Jamie Lorimer <www> is an environmental geographer, whose research has explored the geographies of Nature, focusing on the implications of the Anthropocene for contemporary environmental thought and practice. This work has been developed through three substantial research projects. The most recent of which explored the history, politics and geographies of rewilding. This is an emerging paradigm for wildlife conservation, with important implications for how we conceive and govern the environment. This project focused on the Oostvaardersplassen and Heck cattle in the Netherlands. Prior research examined the histories, geographies, imagery and politics of Asian elephant conservation in Sri Lanka. Jamie’s PhD and post-doctoral research traced the arrival of biodiversity as an organising concept for UK wildlife conservation. His current research switches scales to explore comparable developments in the governance of the microbiome – focusing initially on the rise of probiotic modes of managing human and environmental health.

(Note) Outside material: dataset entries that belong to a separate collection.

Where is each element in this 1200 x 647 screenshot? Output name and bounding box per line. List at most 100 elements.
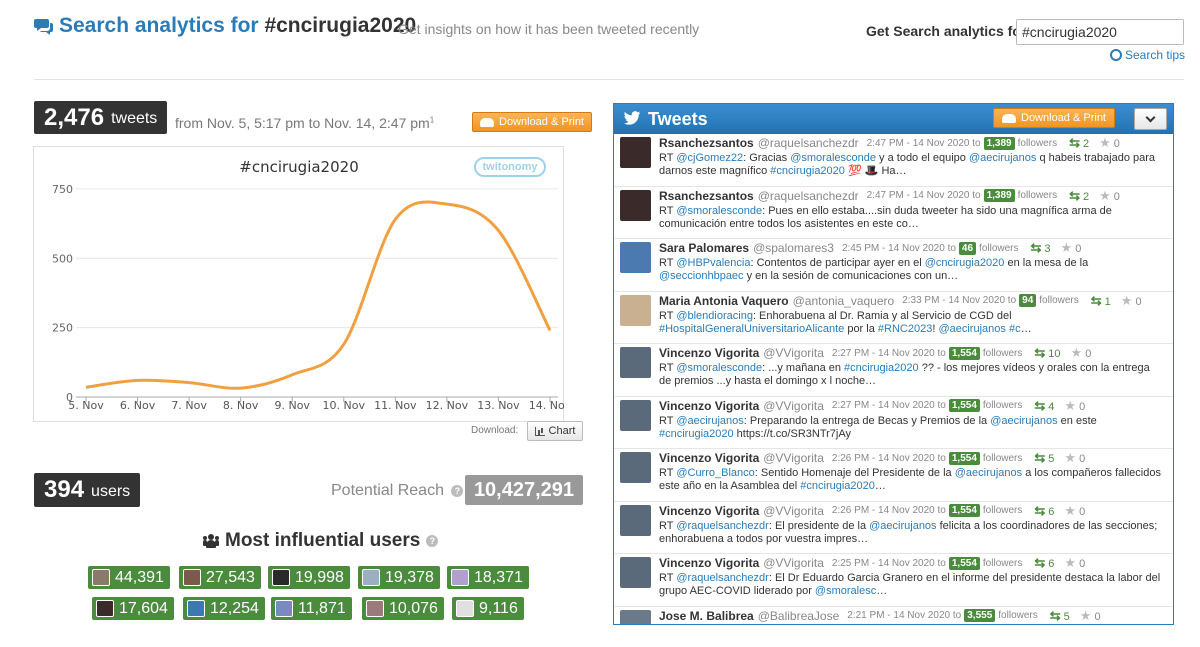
tweet-author-handle[interactable]: @VVigorita [763,346,824,360]
avatar[interactable] [620,137,651,168]
tweet-link[interactable]: @blendioracing [676,310,753,322]
influential-user-badge[interactable]: 19,998 [268,566,350,589]
influential-user-badge[interactable]: 44,391 [88,566,170,589]
tweet-link[interactable]: @HBPvalencia [676,257,750,269]
tweet-author-handle[interactable]: @VVigorita [763,556,824,570]
tweet-time[interactable]: 2:26 PM - 14 Nov 2020 to [832,453,946,464]
tweet-link[interactable]: @raquelsanchezdr [676,572,769,584]
tweet-author-handle[interactable]: @raquelsanchezdr [758,189,859,203]
tweet-author-handle[interactable]: @VVigorita [763,451,824,465]
tweet-time[interactable]: 2:45 PM - 14 Nov 2020 to [842,243,956,254]
tweet-author-name[interactable]: Sara Palomares [659,241,749,255]
avatar[interactable] [620,399,651,431]
tweet-meta: Rsanchezsantos @raquelsanchezdr 2:47 PM - … [659,188,1120,204]
tweet-time[interactable]: 2:27 PM - 14 Nov 2020 to [832,348,946,359]
tweet-author-name[interactable]: Vincenzo Vigorita [659,346,759,360]
tweet-link[interactable]: @seccionhbpaec [659,270,744,282]
tweet-author-handle[interactable]: @VVigorita [763,504,824,518]
tweet-link[interactable]: #c [1009,323,1021,335]
tweet-time[interactable]: 2:25 PM - 14 Nov 2020 to [832,558,946,569]
tweet-meta: Vincenzo Vigorita @VVigorita 2:25 PM - 14 … [659,555,1085,571]
tweet-row[interactable]: Rsanchezsantos @raquelsanchezdr 2:47 PM - … [614,187,1173,239]
tweet-row[interactable]: Sara Palomares @spalomares3 2:45 PM - 14 N… [614,239,1173,292]
tweet-author-handle[interactable]: @antonia_vaquero [793,294,895,308]
collapse-button[interactable] [1134,108,1167,130]
avatar[interactable] [620,452,651,483]
download-print-button[interactable]: Download & Print [472,112,592,132]
influential-user-badge[interactable]: 19,378 [358,566,440,589]
tweet-time[interactable]: 2:26 PM - 14 Nov 2020 to [832,505,946,516]
tweet-link[interactable]: #cncirugia2020 [800,480,875,492]
influential-user-badge[interactable]: 17,604 [92,597,174,620]
tweet-author-name[interactable]: Rsanchezsantos [659,136,754,150]
search-icon [1110,49,1122,61]
tweet-row[interactable]: Vincenzo Vigorita @VVigorita 2:26 PM - 14 … [614,502,1173,554]
tweets-download-print-button[interactable]: Download & Print [993,108,1115,128]
tweet-link[interactable]: @aecirujanos [955,467,1022,479]
tweet-time[interactable]: 2:47 PM - 14 Nov 2020 to [867,190,981,201]
avatar[interactable] [620,504,651,536]
tweet-link[interactable]: #cncirugia2020 [770,165,845,177]
tweet-link[interactable]: @smoralesconde [676,362,762,374]
search-input[interactable] [1016,19,1184,45]
tweet-link[interactable]: @smoralesc [815,585,876,597]
tweet-time[interactable]: 2:21 PM - 14 Nov 2020 to [847,610,961,621]
tweet-row[interactable]: Vincenzo Vigorita @VVigorita 2:26 PM - 14 … [614,449,1173,502]
avatar[interactable] [620,242,651,273]
tweet-link[interactable]: @raquelsanchezdr [676,520,769,532]
tweet-time[interactable]: 2:33 PM - 14 Nov 2020 to [902,295,1016,306]
tweet-time[interactable]: 2:27 PM - 14 Nov 2020 to [832,400,946,411]
tweet-link[interactable]: @smoralesconde [790,152,876,164]
search-tips-link[interactable]: Search tips [1110,48,1185,62]
star-icon: ★ [1064,397,1077,413]
influential-user-badge[interactable]: 12,254 [183,597,265,620]
tweet-link[interactable]: @aecirujanos [676,415,743,427]
tweet-author-name[interactable]: Vincenzo Vigorita [659,556,759,570]
tweet-row[interactable]: Maria Antonia Vaquero @antonia_vaquero 2:3… [614,292,1173,344]
tweet-time[interactable]: 2:47 PM - 14 Nov 2020 to [867,138,981,149]
tweet-link[interactable]: #cncirugia2020 [844,362,919,374]
retweet-icon: ⇆ [1090,292,1102,308]
tweet-link[interactable]: @Curro_Blanco [676,467,754,479]
tweet-link[interactable]: @aecirujanos [990,415,1057,427]
avatar[interactable] [620,557,651,588]
tweet-row[interactable]: Jose M. Balibrea @BalibreaJose 2:21 PM - 1… [614,607,1173,624]
tweet-row[interactable]: Vincenzo Vigorita @VVigorita 2:27 PM - 14 … [614,397,1173,449]
help-icon[interactable]: ? [451,485,464,497]
help-icon[interactable]: ? [426,535,439,547]
tweet-author-name[interactable]: Vincenzo Vigorita [659,451,759,465]
tweet-row[interactable]: Vincenzo Vigorita @VVigorita 2:27 PM - 14 … [614,344,1173,397]
tweet-author-handle[interactable]: @raquelsanchezdr [758,136,859,150]
tweet-link[interactable]: @aecirujanos [969,152,1036,164]
follower-count: 11,871 [298,599,346,617]
tweet-link[interactable]: @cncirugia2020 [925,257,1005,269]
avatar[interactable] [620,189,651,221]
tweet-link[interactable]: #cncirugia2020 [659,428,734,440]
tweet-author-name[interactable]: Vincenzo Vigorita [659,504,759,518]
tweet-row[interactable]: Vincenzo Vigorita @VVigorita 2:25 PM - 14 … [614,554,1173,607]
chart-download-button[interactable]: Chart [527,421,583,441]
tweet-row[interactable]: Rsanchezsantos @raquelsanchezdr 2:47 PM - … [614,134,1173,187]
tweet-link[interactable]: @aecirujanos [938,323,1005,335]
influential-user-badge[interactable]: 27,543 [179,566,261,589]
tweet-link[interactable]: @aecirujanos [869,520,936,532]
avatar[interactable] [620,609,651,624]
tweet-link[interactable]: #RNC2023 [878,323,932,335]
tweet-author-name[interactable]: Vincenzo Vigorita [659,399,759,413]
tweet-author-handle[interactable]: @VVigorita [763,399,824,413]
avatar[interactable] [620,347,651,378]
tweet-link[interactable]: @smoralesconde [676,205,762,217]
tweet-link[interactable]: @cjGomez22 [676,152,743,164]
influential-user-badge[interactable]: 10,076 [362,597,444,620]
influential-user-badge[interactable]: 18,371 [447,566,529,589]
avatar[interactable] [620,294,651,326]
tweet-author-name[interactable]: Rsanchezsantos [659,189,754,203]
tweet-author-name[interactable]: Jose M. Balibrea [659,609,754,623]
tweet-link[interactable]: #HospitalGeneralUniversitarioAlicante [659,323,844,335]
influential-user-badge[interactable]: 11,871 [271,597,352,620]
tweet-author-name[interactable]: Maria Antonia Vaquero [659,294,789,308]
influential-user-badge[interactable]: 9,116 [452,597,524,620]
tweet-author-handle[interactable]: @spalomares3 [753,241,834,255]
favorite-value: 0 [1135,295,1142,308]
tweet-author-handle[interactable]: @BalibreaJose [758,609,840,623]
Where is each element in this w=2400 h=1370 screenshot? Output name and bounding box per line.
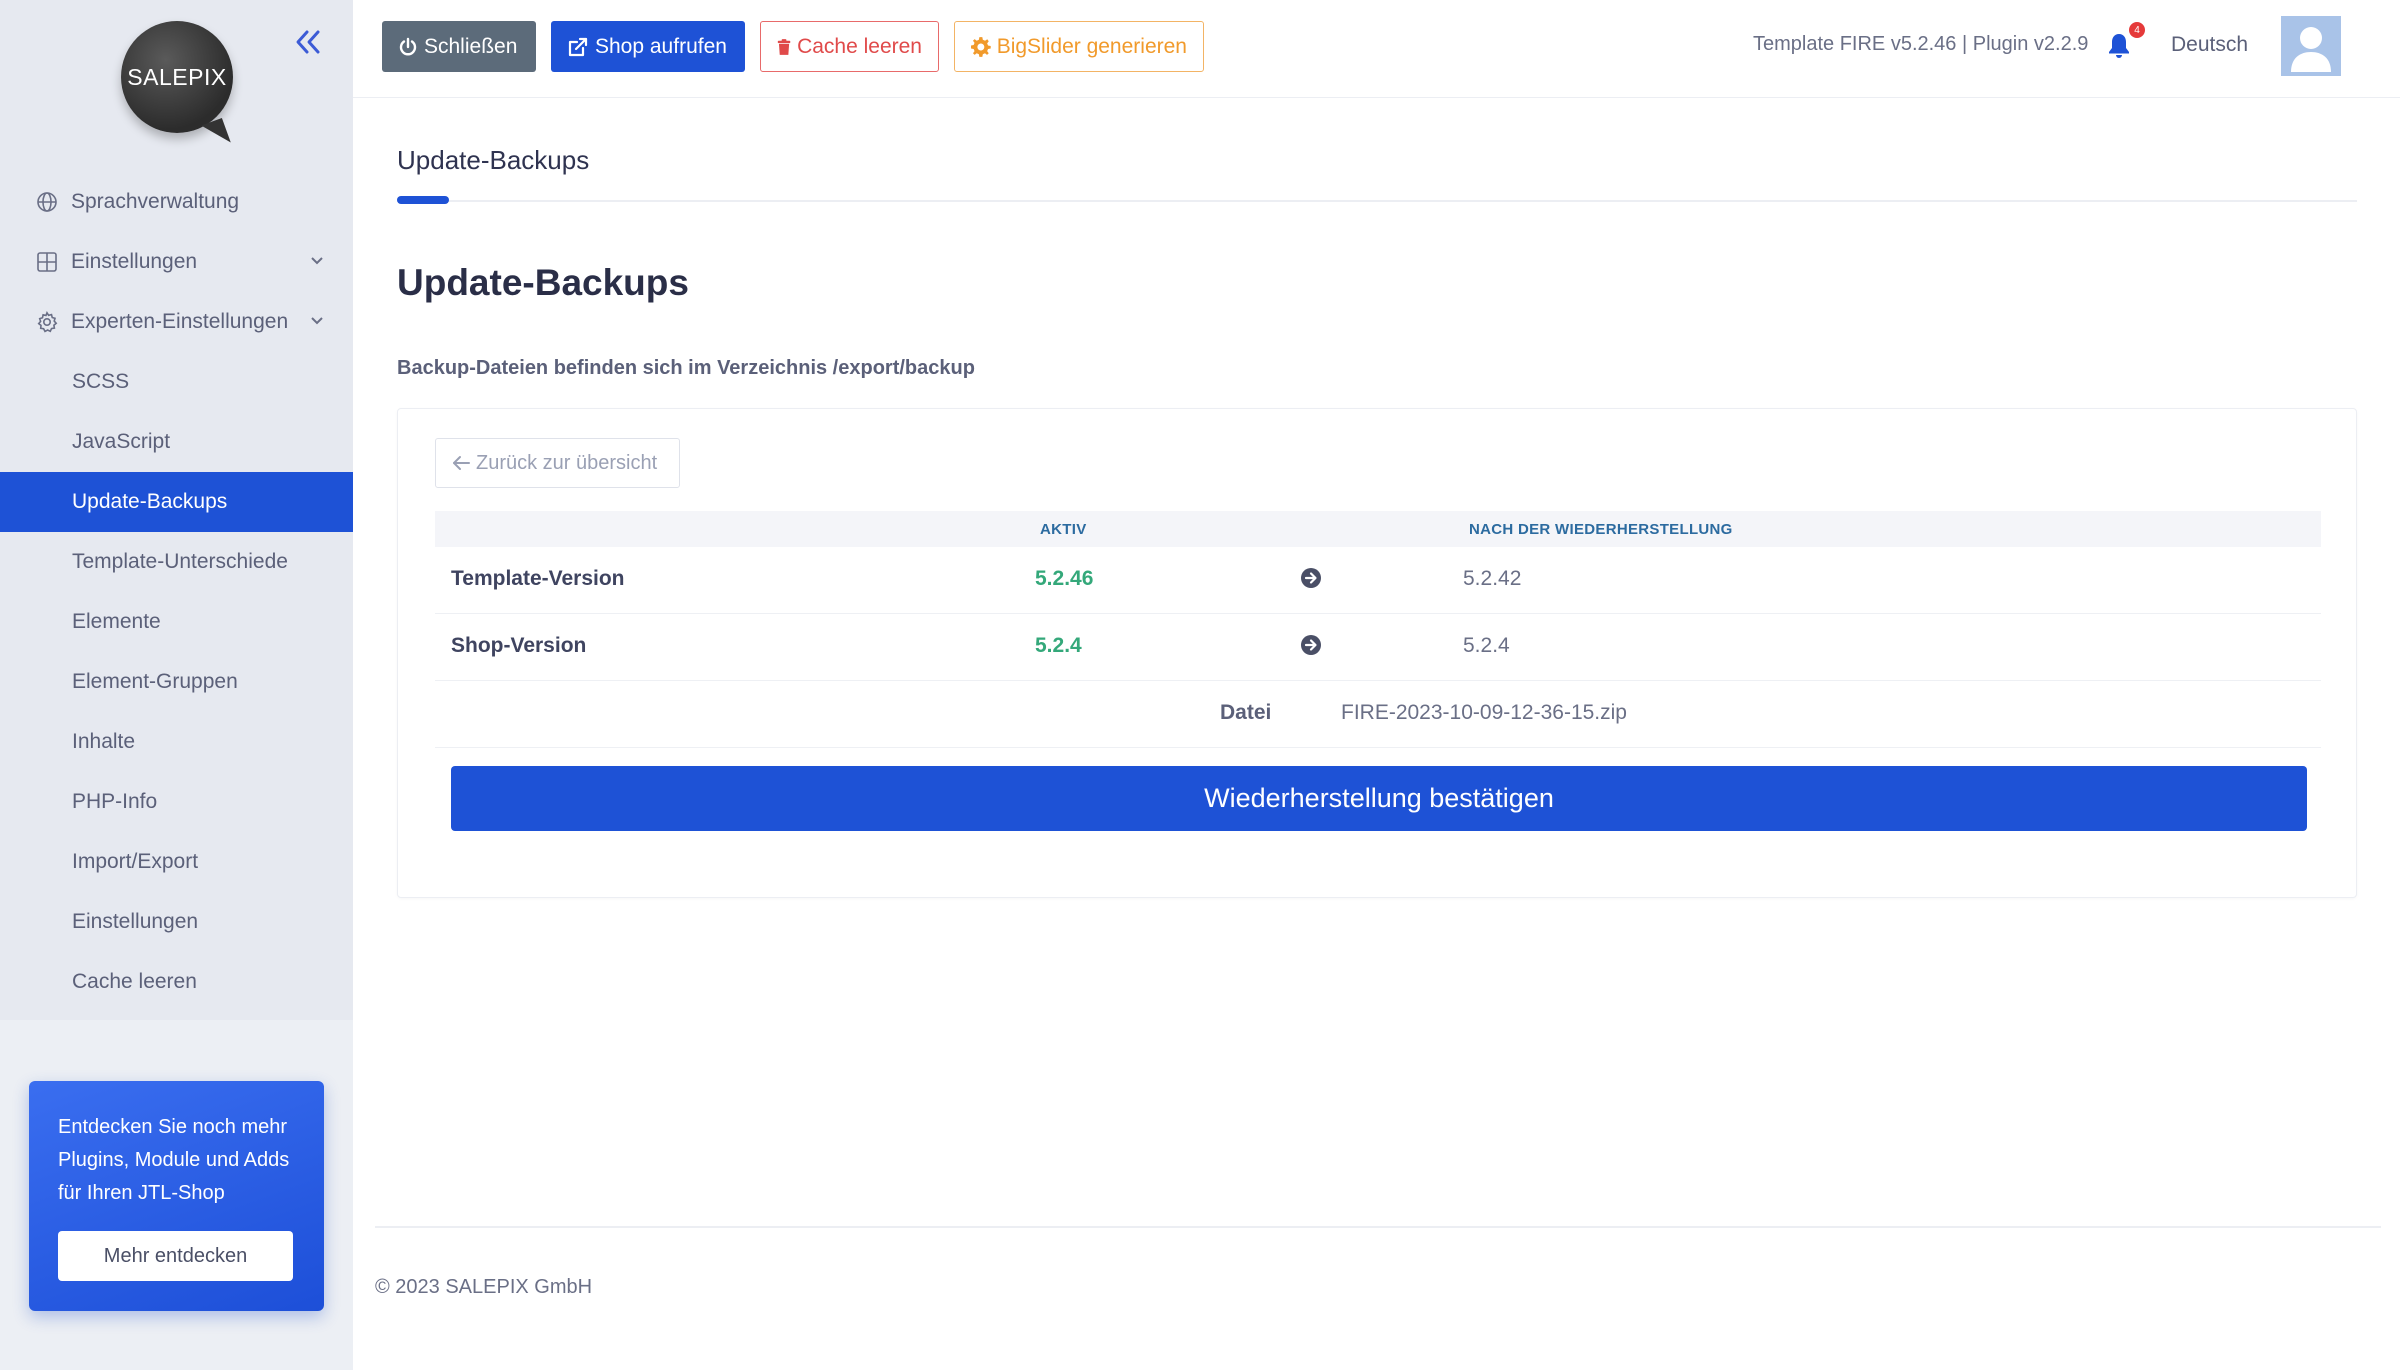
footer-copyright: © 2023 SALEPIX GmbH — [375, 1276, 593, 1298]
sidebar-item-label: Einstellungen — [71, 250, 198, 273]
open-shop-button-label: Shop aufrufen — [595, 34, 727, 58]
sidebar-subitem-update-backups[interactable]: Update-Backups — [0, 472, 353, 532]
top-header: Schließen Shop aufrufen Cache leeren Big… — [353, 0, 2400, 98]
column-header-active: AKTIV — [1040, 521, 1087, 538]
file-label: Datei — [1220, 701, 1272, 724]
user-icon — [2281, 16, 2341, 76]
promo-text: Entdecken Sie noch mehr Plugins, Module … — [58, 1116, 290, 1204]
clear-cache-button[interactable]: Cache leeren — [760, 21, 939, 72]
sidebar: SALEPIX Sprachverwaltung Einstellungen E… — [0, 0, 353, 1370]
backup-restore-card: Zurück zur übersicht AKTIV NACH DER WIED… — [397, 408, 2357, 898]
active-version: 5.2.46 — [1035, 567, 1094, 590]
restored-version: 5.2.42 — [1463, 567, 1522, 590]
active-version: 5.2.4 — [1035, 634, 1082, 657]
sidebar-subitem-element-gruppen[interactable]: Element-Gruppen — [0, 652, 353, 712]
notification-badge: 4 — [2129, 22, 2145, 38]
column-header-after-restore: NACH DER WIEDERHERSTELLUNG — [1469, 521, 1733, 538]
arrow-circle-right-icon — [1300, 567, 1322, 595]
table-row-file: Datei FIRE-2023-10-09-12-36-15.zip — [435, 681, 2321, 748]
page-title: Update-Backups — [397, 262, 689, 303]
sidebar-subitem-einstellungen[interactable]: Einstellungen — [0, 892, 353, 952]
sidebar-subitem-elemente[interactable]: Elemente — [0, 592, 353, 652]
table-row: Template-Version 5.2.46 5.2.42 — [435, 547, 2321, 614]
bell-icon[interactable] — [2106, 32, 2132, 60]
generate-bigslider-button-label: BigSlider generieren — [996, 34, 1187, 58]
tab-divider — [397, 200, 2357, 202]
sidebar-subitem-javascript[interactable]: JavaScript — [0, 412, 353, 472]
language-selector[interactable]: Deutsch — [2171, 33, 2248, 57]
promo-box: Entdecken Sie noch mehr Plugins, Module … — [29, 1081, 324, 1311]
grid-icon — [35, 250, 59, 274]
double-chevron-left-icon — [296, 30, 320, 54]
sidebar-item-experten-einstellungen[interactable]: Experten-Einstellungen — [0, 292, 353, 352]
salepix-logo[interactable]: SALEPIX — [121, 21, 233, 133]
sidebar-subitem-template-unterschiede[interactable]: Template-Unterschiede — [0, 532, 353, 592]
external-link-icon — [568, 37, 588, 56]
sidebar-subitem-inhalte[interactable]: Inhalte — [0, 712, 353, 772]
back-to-overview-label: Zurück zur übersicht — [476, 451, 658, 474]
version-info: Template FIRE v5.2.46 | Plugin v2.2.9 — [1753, 33, 2089, 55]
table-header: AKTIV NACH DER WIEDERHERSTELLUNG — [435, 511, 2321, 547]
backup-directory-info: Backup-Dateien befinden sich im Verzeich… — [397, 357, 975, 379]
restored-version: 5.2.4 — [1463, 634, 1510, 657]
clear-cache-button-label: Cache leeren — [797, 34, 922, 58]
file-name: FIRE-2023-10-09-12-36-15.zip — [1341, 701, 1627, 724]
tab-active-indicator — [397, 196, 449, 204]
trash-icon — [777, 38, 791, 55]
arrow-circle-right-icon — [1300, 634, 1322, 662]
close-button-label: Schließen — [424, 34, 518, 58]
gear-icon — [35, 310, 59, 334]
tab-update-backups[interactable]: Update-Backups — [397, 145, 589, 176]
footer-divider — [375, 1226, 2381, 1228]
sidebar-item-label: Experten-Einstellungen — [71, 310, 289, 333]
sidebar-subitem-php-info[interactable]: PHP-Info — [0, 772, 353, 832]
row-label: Template-Version — [451, 567, 625, 590]
avatar[interactable] — [2281, 16, 2341, 76]
back-to-overview-button[interactable]: Zurück zur übersicht — [435, 438, 680, 488]
close-button[interactable]: Schließen — [382, 21, 536, 72]
chevron-down-icon — [311, 317, 323, 325]
sidebar-nav: Sprachverwaltung Einstellungen Experten-… — [0, 172, 353, 1012]
sidebar-item-sprachverwaltung[interactable]: Sprachverwaltung — [0, 172, 353, 232]
chevron-down-icon — [311, 257, 323, 265]
collapse-sidebar-button[interactable] — [290, 24, 326, 60]
power-icon — [399, 37, 417, 55]
confirm-restore-button[interactable]: Wiederherstellung bestätigen — [451, 766, 2307, 831]
sidebar-item-einstellungen[interactable]: Einstellungen — [0, 232, 353, 292]
generate-bigslider-button[interactable]: BigSlider generieren — [954, 21, 1204, 72]
table-row: Shop-Version 5.2.4 5.2.4 — [435, 614, 2321, 681]
sidebar-item-label: Sprachverwaltung — [71, 190, 240, 213]
globe-icon — [35, 190, 59, 214]
logo-text: SALEPIX — [127, 63, 227, 90]
discover-more-button[interactable]: Mehr entdecken — [58, 1231, 293, 1281]
sidebar-subitem-scss[interactable]: SCSS — [0, 352, 353, 412]
gear-icon — [971, 36, 991, 57]
row-label: Shop-Version — [451, 634, 587, 657]
open-shop-button[interactable]: Shop aufrufen — [551, 21, 745, 72]
sidebar-subitem-cache-leeren[interactable]: Cache leeren — [0, 952, 353, 1012]
arrow-left-icon — [453, 456, 470, 470]
sidebar-subitem-import-export[interactable]: Import/Export — [0, 832, 353, 892]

His research monograph, entitled Wildlife in the Anthropocene: Conservation after Nature will be published by the University of Minnesota Press in Spring 2015.

Sasha Engelmann <www>, a native of Los Angeles, holds degrees from Stanford University in Earth Systems and English and French Literatures. Sasha’s academic work lies at the intersection of climate science, contemporary art and spatial theory, and her recent writing concerns the poetic and aesthetic dimensions of air and atmosphere. For the past year she has worked closely with the studio of Tomás Saraceno in Berlin, especially on the concept of Cloud Cities and the launching of solar balloons. She is a Clarendon Scholar currently pursuing a DPhil in Geography and Environment at Oxford.